Nothing Is Forever

As you climb Maslow's pyramid in life, you come to understand that time is the only true currency there is. The most valuable thing you can give someone is your time. The only thing you can never replace is time. This photo represents the time of a talented luthier who is now running out of time himself.
A few years ago, one of my friends on the Electra Forums announced that he had rescued a "Workingman" model that had been mis-restored:
X280 with Greco vintage EG series pickups. I got the X280 as a carcass,no pickups,someone had applied shellac with a brush,all the pots were frozen with dried shellac,a mess. I stripped all the shellac off,resealed with tru-oil,replaced the pots with Alpha minipots and orange drop caps,Greco pickups-7.42K neck,8.16 bridge...
At least 5 different pieces that I can tell,some very straight grained,some flamey,none appear to be from same piece of lumber-almost painted,but the easiest way is hard enough they always told me...
X280s had ash bodies,walnut stained-I didnt go as dark,let some of the grain out.
The resulting guitar was simply stunning and it had a voice all its own. A decent X280 is barely worth three hundred bucks but this particular guitar was valuable to me because it had a lot of my friend's time in it. I'm not a believer in spirits inhabiting inanimate objects or anything like that but --- man, this thing has mojo.

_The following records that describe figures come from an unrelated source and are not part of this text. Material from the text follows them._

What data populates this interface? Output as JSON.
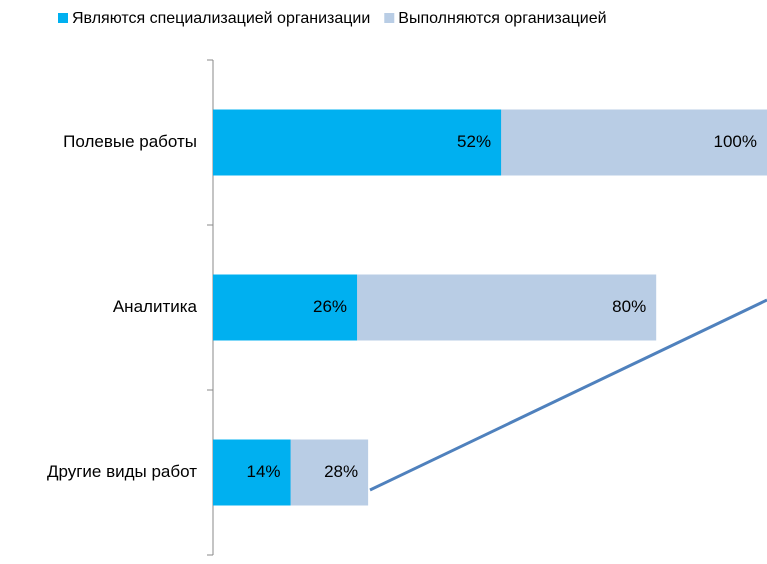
{
  "chart_data": {
    "type": "bar",
    "orientation": "horizontal",
    "overlap": true,
    "categories": [
      "Полевые работы",
      "Аналитика",
      "Другие виды работ"
    ],
    "series": [
      {
        "name": "Являются специализацией организации",
        "color": "#00b0f0",
        "values": [
          52,
          26,
          14
        ],
        "value_labels": [
          "52%",
          "26%",
          "14%"
        ]
      },
      {
        "name": "Выполняются организацией",
        "color": "#b9cde5",
        "values": [
          100,
          80,
          28
        ],
        "value_labels": [
          "100%",
          "80%",
          "28%"
        ]
      }
    ],
    "xlim": [
      0,
      100
    ],
    "legend": "top"
  }
}
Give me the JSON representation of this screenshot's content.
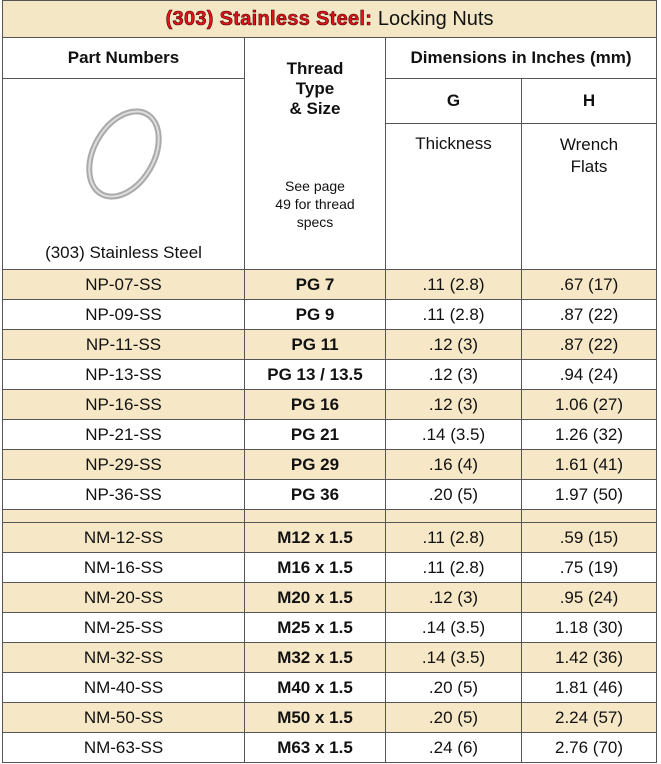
{
  "header": {
    "title_brand": "(303) Stainless Steel:",
    "title_rest": "Locking Nuts"
  },
  "columns": {
    "part": "Part Numbers",
    "thread": "Thread",
    "thread_sub": "Type\n& Size",
    "dims": "Dimensions in Inches (mm)",
    "g": "G",
    "h": "H",
    "g_desc": "Thickness",
    "h_desc": "Wrench\nFlats",
    "thread_note": "See page\n49 for thread\nspecs",
    "image_caption": "(303) Stainless Steel"
  },
  "table": {
    "groups": [
      [
        [
          "NP-07-SS",
          "PG 7",
          ".11 (2.8)",
          ".67 (17)"
        ],
        [
          "NP-09-SS",
          "PG 9",
          ".11 (2.8)",
          ".87 (22)"
        ],
        [
          "NP-11-SS",
          "PG 11",
          ".12 (3)",
          ".87 (22)"
        ],
        [
          "NP-13-SS",
          "PG 13 / 13.5",
          ".12 (3)",
          ".94 (24)"
        ],
        [
          "NP-16-SS",
          "PG 16",
          ".12 (3)",
          "1.06 (27)"
        ],
        [
          "NP-21-SS",
          "PG 21",
          ".14 (3.5)",
          "1.26 (32)"
        ],
        [
          "NP-29-SS",
          "PG 29",
          ".16 (4)",
          "1.61 (41)"
        ],
        [
          "NP-36-SS",
          "PG 36",
          ".20 (5)",
          "1.97 (50)"
        ]
      ],
      [
        [
          "NM-12-SS",
          "M12 x 1.5",
          ".11 (2.8)",
          ".59 (15)"
        ],
        [
          "NM-16-SS",
          "M16 x 1.5",
          ".11 (2.8)",
          ".75 (19)"
        ],
        [
          "NM-20-SS",
          "M20 x 1.5",
          ".12 (3)",
          ".95 (24)"
        ],
        [
          "NM-25-SS",
          "M25 x 1.5",
          ".14 (3.5)",
          "1.18 (30)"
        ],
        [
          "NM-32-SS",
          "M32 x 1.5",
          ".14 (3.5)",
          "1.42 (36)"
        ],
        [
          "NM-40-SS",
          "M40 x 1.5",
          ".20 (5)",
          "1.81 (46)"
        ],
        [
          "NM-50-SS",
          "M50 x 1.5",
          ".20 (5)",
          "2.24 (57)"
        ],
        [
          "NM-63-SS",
          "M63 x 1.5",
          ".24 (6)",
          "2.76 (70)"
        ]
      ]
    ]
  }
}
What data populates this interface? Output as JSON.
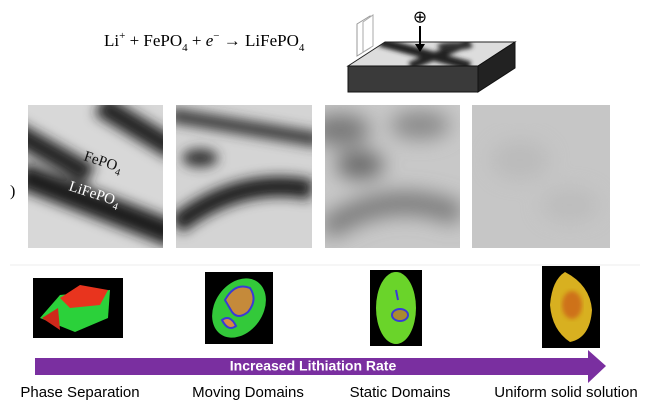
{
  "equation": {
    "parts": [
      "Li",
      "+",
      " + FePO",
      "4",
      " + ",
      "e",
      "−",
      " → LiFePO",
      "4"
    ]
  },
  "probe_symbol": "⊕",
  "panel_labels": {
    "top": [
      "FePO",
      "4"
    ],
    "bottom": [
      "LiFePO",
      "4"
    ],
    "edge": ")"
  },
  "arrow_label": "Increased Lithiation Rate",
  "regimes": [
    "Phase Separation",
    "Moving Domains",
    "Static Domains",
    "Uniform solid solution"
  ]
}
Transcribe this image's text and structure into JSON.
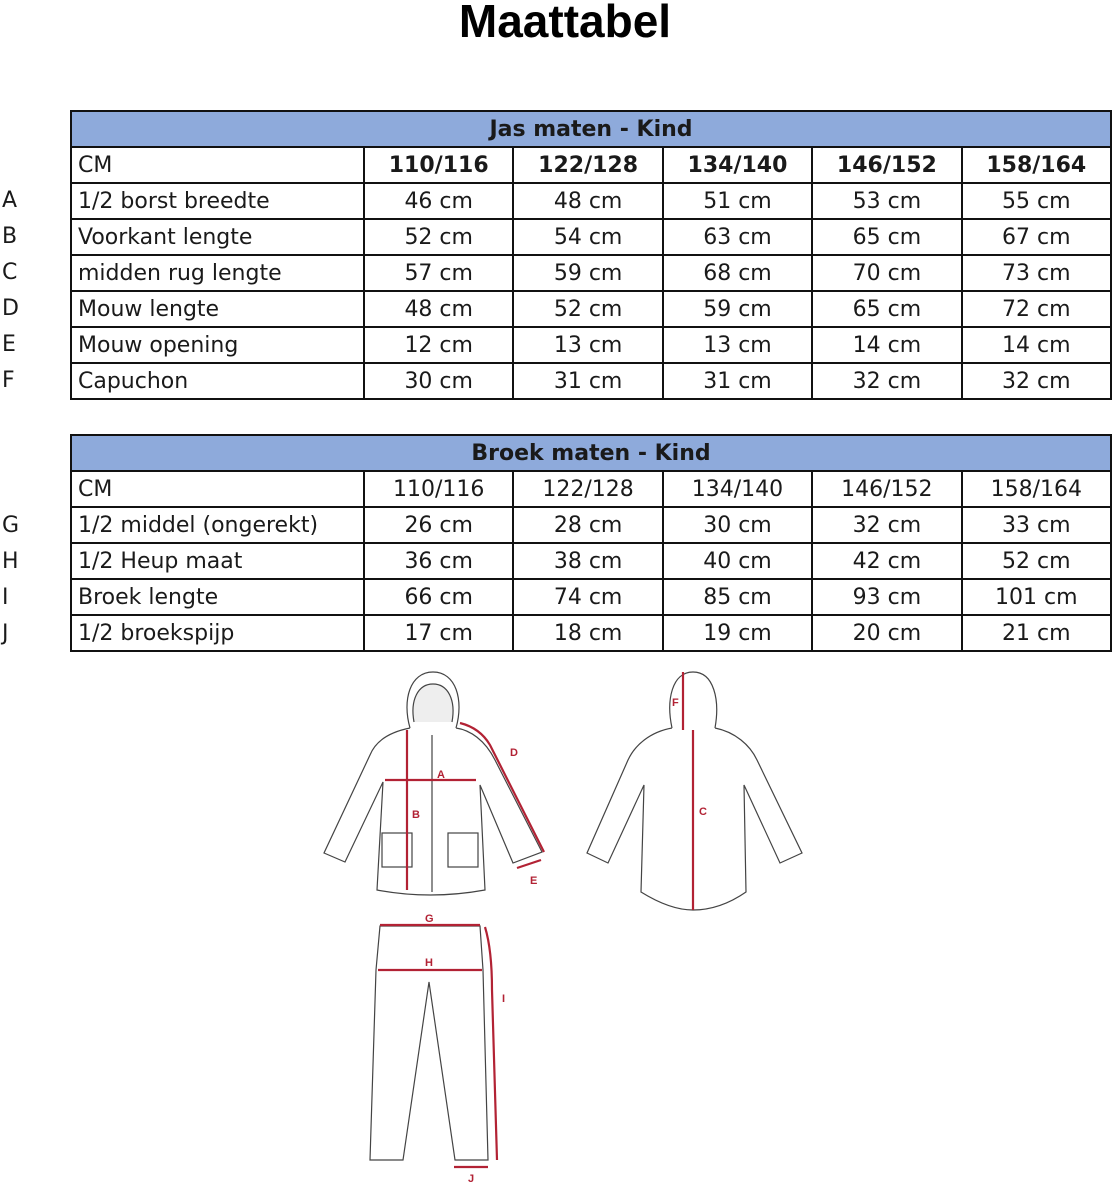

A while ago, a woman whom I loved desperately asked me if she could borrow a guitar on which to learn. I packed and shipped the guitar to her. It was about four years ago, I think. Over time, it acquired a sort of permanence in her possession. She isn't the type of person to let anything go. It sits in her bedroom now; I like to think it's watching over her as she travels through her life away from me.
Last year, I became kind of depressed about the whole thing and I contacted my friend and asked him to repeat the magic. To take another Workingman and do the same things to it. In other words, to create a replica of his first work. He declined. Said he was tired lately. Didn't elaborate. He was never much of a talker.
Four days ago I found out that he is dying from stage four bone marrow cancer. It was just diagnosed. There isn't much time. What he needs is a miracle but the age in which we live no longer admits of those, as if we have eliminated the possibility of divine intervention by focusing too hard on the improbability of the Divine itself. He's in St. Louis. So I'm going to try to visit him, to say goodbye. To thank him for his efforts on my behalf, and to thank him for his time, which cannot be returned to him, or me, or anyone.